Y sí, la mentira y la incoherencia hacen parte de nuestra cotidianidad, pero, ojo. Ojo. ¡Ojo! Si bien, no podemos vivir en una constante de verdad y coherencia, tampoco podemos construir la propia idea de nosotros en un valle de justificaciones inventadas. Las ilusiones de lo que queremos ser no son la realidad de lo que somos. Tal vez, si nos permitimos más reflexión sobre nosotros mismos, podríamos darnos cuenta de que, a veces, la mentira nos protege de la crueldad y que necesitamos un mínimo de placebo para transitar en la propia existencia.
Pero, ¿qué pasa entonces cuando creemos en las mentiras de otro y las consideramos propias? ¿cómo funciona el cerebro cuando nos hacen creer que somos parte de algo, pero no lo somos? En época de elecciones presidenciales nos mentimos con mucho ímpetu; y la peor parte es creer en las mentiras del candidato para auto justificarnos. Ellos saben de demagogia y de persuasión. Nos hacen sentir parte de algo que no somos. Para ellos, la verdad no es una opción.

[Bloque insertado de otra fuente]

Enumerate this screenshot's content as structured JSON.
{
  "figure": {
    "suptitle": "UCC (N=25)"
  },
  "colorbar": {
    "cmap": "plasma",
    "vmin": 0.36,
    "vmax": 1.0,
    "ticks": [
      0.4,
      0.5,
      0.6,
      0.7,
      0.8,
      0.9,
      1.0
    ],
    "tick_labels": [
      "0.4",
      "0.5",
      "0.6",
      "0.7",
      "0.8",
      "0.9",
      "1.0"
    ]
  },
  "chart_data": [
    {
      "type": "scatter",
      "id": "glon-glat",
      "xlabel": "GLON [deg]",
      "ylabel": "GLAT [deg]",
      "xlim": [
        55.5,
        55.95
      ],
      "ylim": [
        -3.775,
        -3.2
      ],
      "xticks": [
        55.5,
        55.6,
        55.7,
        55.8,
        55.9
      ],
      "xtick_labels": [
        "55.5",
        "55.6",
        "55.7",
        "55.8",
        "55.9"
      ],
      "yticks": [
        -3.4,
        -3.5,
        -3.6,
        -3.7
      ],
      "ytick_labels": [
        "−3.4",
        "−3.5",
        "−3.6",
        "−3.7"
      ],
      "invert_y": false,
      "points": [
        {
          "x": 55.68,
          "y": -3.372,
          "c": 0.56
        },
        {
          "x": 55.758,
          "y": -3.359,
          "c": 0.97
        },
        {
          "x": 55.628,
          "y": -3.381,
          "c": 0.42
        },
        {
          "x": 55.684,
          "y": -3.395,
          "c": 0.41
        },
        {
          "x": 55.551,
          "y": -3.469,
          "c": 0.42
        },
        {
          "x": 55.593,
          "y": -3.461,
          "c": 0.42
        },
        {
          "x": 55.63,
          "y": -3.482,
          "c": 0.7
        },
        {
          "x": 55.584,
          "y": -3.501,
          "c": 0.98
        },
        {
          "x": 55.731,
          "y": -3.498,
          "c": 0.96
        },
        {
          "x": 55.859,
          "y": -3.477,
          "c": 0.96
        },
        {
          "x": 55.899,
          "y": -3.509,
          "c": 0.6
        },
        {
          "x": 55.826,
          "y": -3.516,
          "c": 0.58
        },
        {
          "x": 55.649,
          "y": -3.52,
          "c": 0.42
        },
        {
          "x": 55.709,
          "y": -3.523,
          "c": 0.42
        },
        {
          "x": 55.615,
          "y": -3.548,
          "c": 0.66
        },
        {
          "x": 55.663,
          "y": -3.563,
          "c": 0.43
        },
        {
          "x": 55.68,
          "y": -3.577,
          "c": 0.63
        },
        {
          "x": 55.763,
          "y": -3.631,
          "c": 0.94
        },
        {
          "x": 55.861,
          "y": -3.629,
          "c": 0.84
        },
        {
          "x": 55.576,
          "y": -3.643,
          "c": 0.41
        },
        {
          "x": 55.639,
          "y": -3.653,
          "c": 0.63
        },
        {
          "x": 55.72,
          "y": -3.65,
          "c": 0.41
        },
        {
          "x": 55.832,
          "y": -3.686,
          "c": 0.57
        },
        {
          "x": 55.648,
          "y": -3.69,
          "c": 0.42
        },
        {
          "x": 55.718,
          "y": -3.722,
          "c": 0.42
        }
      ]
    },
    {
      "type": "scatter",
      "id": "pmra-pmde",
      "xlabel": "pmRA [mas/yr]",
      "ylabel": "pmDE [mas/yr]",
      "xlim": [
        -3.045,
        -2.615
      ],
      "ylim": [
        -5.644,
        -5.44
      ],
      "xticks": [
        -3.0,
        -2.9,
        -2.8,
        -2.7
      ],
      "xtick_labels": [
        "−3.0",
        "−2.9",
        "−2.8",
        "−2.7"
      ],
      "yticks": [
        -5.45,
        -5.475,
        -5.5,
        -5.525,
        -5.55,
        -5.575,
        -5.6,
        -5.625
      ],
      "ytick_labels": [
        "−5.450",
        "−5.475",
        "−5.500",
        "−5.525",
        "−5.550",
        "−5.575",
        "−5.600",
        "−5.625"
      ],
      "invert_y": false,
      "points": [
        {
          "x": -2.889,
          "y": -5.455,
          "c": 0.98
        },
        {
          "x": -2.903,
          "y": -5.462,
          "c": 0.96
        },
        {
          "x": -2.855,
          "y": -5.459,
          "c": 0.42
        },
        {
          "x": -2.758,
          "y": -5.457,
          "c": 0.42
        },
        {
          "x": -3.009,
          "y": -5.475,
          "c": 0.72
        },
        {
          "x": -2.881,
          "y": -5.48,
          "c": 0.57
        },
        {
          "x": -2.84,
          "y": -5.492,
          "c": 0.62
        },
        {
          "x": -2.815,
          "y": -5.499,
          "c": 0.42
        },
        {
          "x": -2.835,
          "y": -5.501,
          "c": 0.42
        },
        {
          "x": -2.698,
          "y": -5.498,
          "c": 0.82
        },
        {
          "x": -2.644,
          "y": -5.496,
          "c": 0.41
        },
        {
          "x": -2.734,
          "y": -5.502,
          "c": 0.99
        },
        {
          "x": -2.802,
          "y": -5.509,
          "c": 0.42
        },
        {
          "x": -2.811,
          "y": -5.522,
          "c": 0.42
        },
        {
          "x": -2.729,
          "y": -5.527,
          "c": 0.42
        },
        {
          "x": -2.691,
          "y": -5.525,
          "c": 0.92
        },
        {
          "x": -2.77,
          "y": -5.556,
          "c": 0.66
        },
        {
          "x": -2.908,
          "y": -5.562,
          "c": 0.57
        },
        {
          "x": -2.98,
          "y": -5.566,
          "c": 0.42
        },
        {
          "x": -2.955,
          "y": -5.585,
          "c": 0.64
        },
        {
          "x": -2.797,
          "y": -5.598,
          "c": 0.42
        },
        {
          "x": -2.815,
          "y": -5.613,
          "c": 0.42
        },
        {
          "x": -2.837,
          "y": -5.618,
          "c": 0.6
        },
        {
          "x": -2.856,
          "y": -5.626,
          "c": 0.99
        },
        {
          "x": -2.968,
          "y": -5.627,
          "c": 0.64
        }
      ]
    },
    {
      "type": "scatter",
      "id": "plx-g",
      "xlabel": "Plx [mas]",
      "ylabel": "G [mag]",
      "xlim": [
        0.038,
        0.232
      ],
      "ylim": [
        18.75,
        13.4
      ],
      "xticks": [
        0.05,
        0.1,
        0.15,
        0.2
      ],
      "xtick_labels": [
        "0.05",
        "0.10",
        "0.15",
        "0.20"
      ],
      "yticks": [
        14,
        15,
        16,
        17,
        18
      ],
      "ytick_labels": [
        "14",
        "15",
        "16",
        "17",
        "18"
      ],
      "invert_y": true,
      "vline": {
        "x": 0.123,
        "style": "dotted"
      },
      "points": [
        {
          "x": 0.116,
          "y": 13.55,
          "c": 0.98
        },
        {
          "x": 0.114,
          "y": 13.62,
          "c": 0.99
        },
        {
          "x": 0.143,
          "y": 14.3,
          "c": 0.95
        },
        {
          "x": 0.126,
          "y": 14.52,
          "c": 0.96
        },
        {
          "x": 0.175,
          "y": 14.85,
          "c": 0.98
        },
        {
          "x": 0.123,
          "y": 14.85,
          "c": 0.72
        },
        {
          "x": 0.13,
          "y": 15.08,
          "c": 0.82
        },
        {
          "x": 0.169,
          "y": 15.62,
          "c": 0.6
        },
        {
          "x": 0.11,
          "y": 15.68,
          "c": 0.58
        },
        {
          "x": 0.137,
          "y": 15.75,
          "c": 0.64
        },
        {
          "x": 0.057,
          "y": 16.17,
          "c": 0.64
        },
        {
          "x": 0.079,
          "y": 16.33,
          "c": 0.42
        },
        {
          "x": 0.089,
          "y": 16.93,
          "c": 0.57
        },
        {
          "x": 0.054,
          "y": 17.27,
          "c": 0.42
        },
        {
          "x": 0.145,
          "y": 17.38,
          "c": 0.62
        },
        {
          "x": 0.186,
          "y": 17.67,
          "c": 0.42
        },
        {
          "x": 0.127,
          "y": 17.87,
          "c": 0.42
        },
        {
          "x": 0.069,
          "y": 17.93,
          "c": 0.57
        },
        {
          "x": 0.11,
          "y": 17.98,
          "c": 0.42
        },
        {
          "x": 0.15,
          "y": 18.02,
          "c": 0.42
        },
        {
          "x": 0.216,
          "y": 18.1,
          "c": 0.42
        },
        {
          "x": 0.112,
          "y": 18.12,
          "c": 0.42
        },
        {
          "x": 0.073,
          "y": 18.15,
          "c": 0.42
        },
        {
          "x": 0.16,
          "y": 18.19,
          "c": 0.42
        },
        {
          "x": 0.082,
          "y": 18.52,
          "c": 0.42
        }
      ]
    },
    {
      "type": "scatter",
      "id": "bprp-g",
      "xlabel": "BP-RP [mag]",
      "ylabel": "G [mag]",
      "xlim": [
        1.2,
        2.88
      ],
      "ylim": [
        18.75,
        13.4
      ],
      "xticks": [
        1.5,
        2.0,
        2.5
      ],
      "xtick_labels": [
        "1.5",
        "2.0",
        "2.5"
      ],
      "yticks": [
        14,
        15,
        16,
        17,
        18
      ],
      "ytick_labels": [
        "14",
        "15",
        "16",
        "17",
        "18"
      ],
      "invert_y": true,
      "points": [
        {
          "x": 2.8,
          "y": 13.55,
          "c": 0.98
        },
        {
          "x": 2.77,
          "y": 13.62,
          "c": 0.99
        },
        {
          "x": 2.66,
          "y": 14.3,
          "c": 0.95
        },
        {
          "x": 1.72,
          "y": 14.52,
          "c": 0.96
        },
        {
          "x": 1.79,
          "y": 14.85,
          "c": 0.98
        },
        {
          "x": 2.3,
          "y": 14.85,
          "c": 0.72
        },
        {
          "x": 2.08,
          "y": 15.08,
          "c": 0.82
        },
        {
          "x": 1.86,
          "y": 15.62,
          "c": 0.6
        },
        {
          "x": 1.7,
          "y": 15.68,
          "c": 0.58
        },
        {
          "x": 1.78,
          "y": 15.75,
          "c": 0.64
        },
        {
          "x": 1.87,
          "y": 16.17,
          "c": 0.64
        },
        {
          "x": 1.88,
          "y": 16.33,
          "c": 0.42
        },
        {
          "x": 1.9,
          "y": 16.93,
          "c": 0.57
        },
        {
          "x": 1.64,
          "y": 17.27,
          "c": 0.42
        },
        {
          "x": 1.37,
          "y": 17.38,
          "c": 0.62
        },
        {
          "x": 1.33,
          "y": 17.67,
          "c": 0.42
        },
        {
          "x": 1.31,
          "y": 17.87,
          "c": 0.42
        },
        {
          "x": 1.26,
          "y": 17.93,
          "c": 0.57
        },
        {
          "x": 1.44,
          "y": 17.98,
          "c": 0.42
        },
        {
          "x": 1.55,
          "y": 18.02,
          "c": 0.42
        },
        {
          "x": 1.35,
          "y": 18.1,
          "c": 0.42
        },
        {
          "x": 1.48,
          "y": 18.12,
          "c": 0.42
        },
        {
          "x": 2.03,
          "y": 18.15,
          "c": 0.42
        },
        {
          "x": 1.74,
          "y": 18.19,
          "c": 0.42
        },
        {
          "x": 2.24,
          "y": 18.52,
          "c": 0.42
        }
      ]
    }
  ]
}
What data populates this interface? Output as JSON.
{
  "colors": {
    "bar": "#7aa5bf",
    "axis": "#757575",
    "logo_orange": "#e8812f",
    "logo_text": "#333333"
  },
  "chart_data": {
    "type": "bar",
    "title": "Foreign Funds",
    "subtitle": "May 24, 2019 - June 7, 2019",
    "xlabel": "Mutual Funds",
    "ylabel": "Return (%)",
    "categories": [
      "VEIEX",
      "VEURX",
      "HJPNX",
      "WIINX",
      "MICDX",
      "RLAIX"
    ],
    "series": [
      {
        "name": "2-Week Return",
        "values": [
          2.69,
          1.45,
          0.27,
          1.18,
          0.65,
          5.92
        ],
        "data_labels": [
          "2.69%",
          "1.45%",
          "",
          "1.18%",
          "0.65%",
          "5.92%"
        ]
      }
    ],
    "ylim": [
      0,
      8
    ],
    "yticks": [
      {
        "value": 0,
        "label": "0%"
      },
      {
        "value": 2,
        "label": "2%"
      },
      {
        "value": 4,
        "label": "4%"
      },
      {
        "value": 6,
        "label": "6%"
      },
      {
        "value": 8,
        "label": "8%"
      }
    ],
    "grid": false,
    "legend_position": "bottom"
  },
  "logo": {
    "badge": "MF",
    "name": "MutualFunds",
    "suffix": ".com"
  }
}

Para no enredar la pita, un ejemplo. Cuando “Don Federico” saca vallas (por demás excedidas en cantidad, pero eso es otro tema) diciendo que es “el presidente de la gente”, ¿él qué cree que es la gente?, y, sobre todo, ¿cuál “gente” se siente parte de esa “gente”? Parece, por encima, que esa “gente” se miente, y mucho. Les van a “expropiar” los bienes que no tienen. Son “el cambio” para que todo siga igual. “Más seguridad, menos impuestos”. “Más penas para los corruptos”. Una cosa es la mentira como sustituto de un mal mayor, como medio para evitar la crueldad. Pero otra cosa, profundamente distinta, es hacer de la mentira la única opción para llegar al poder, pues creer que los electores somos todos ingenuos o brutos es la más deplorable auto mentira que se cree el candidato.